In our household my husband perceives a list of priorities: our cats, my trusty old Land Rover, and then him. I, on the other hand, am sure his priorities are our sailboat, our power boat, and then me. In times of a natural disaster, little things like the above bring out smiles when they are most needed.
Tom Foster’s 22’ Marshall Cat “Tom Cat” with its bowsprit sank in its slip in Spray Beach, Long Beach Island, where many houses are total losses or have been washed away altogether. Whether this boat can be brought up intact, or whether it is a total loss, is small in the wake of Sandy’s disaster. Yet people’s boats are like family members, loved and cherished.
Yes, Tom Foster is worried about his boat. Luckily, his house is OK except for a few inches of water in his garage. Amazing, since he and his wife are located in the Holgate area, where so many homes have been lost.
Like most disasters, Hurricane/Superstorm Sandy has brought out the best and worst in people. We’ve seen it all on TV. Around Ocean County, many people are reaching out to those in need. A friend is headed to Florida for the winter, her house now filled with friends who were displaced in the Tuckerton Beach area. There is a scramble for housing, relocation of shore businesses open year-round, and thoughts as to what the economic future may bring. Homeowners are dealing with insurance adjustors, a number of them realizing they were underinsured with both flood and homeowners insurance.

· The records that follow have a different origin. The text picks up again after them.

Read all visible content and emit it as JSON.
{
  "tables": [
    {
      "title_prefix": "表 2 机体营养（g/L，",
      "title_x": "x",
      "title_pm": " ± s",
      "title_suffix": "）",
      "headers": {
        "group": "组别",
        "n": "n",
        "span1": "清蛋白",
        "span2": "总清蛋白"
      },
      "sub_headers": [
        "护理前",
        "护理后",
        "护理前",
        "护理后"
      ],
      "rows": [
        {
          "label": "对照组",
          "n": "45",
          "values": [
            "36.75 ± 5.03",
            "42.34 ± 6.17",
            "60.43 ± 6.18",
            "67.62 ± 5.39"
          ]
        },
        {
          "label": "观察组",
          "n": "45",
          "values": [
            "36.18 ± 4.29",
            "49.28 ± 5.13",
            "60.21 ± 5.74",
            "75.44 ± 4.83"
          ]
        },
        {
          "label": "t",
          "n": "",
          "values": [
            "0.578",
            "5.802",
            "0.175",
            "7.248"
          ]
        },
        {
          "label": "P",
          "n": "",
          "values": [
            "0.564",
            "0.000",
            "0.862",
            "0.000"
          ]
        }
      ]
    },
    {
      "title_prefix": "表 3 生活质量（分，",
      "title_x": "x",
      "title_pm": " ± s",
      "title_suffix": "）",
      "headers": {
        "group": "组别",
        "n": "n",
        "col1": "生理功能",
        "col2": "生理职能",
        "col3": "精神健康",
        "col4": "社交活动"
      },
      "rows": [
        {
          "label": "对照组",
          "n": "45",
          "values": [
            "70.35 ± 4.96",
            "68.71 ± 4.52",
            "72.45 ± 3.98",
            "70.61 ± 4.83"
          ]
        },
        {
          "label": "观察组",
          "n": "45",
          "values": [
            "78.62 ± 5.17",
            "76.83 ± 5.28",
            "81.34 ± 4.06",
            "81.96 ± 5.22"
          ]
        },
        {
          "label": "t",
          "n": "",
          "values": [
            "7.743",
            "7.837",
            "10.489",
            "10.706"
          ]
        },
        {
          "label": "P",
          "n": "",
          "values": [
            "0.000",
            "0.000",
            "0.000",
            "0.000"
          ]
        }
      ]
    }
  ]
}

The old adage “A storm is coming, pull your boat out” did not necessarily hold true for Sandy. Depending on the location, boats in the water seemed to fare better than those in boat yards where they were knocked around like bowling pins. A friend’s 12’ Boston Whaler, pulled for the winter and carefully tied down, went off to visit large trawlers and sport fishing boats in a marina more than a block away. (It was found intact and brought home.) Our heavy Mako with twin engines was tied to the trailer behind our Long Beach Island business. It, too, took off, ending on another part of the property.
Proponents of floating docks got a real reality check. In some cases, boats floated up and over the pilings holding the floating docks. They ended up blocking waterways or gone forever. Ever see a Travelift on a major road? Yes, marina owners were helping the rescue effort by removing boats blocking traffic.
Boats blocking waterways were another story. This happened in Tuckerton Creek in Tuckerton. Marina owners had to clear the creek before boats in the water, and those that ended up elsewhere, could be sorted out.
My old car “drowned” in 4’ of water. The rest of us, including cats and boats, are fine. Long Beach Island and the devastated mainland communities around it, will rise again — just not right away. Jersey Shore folk are hard working, resilient, and determined.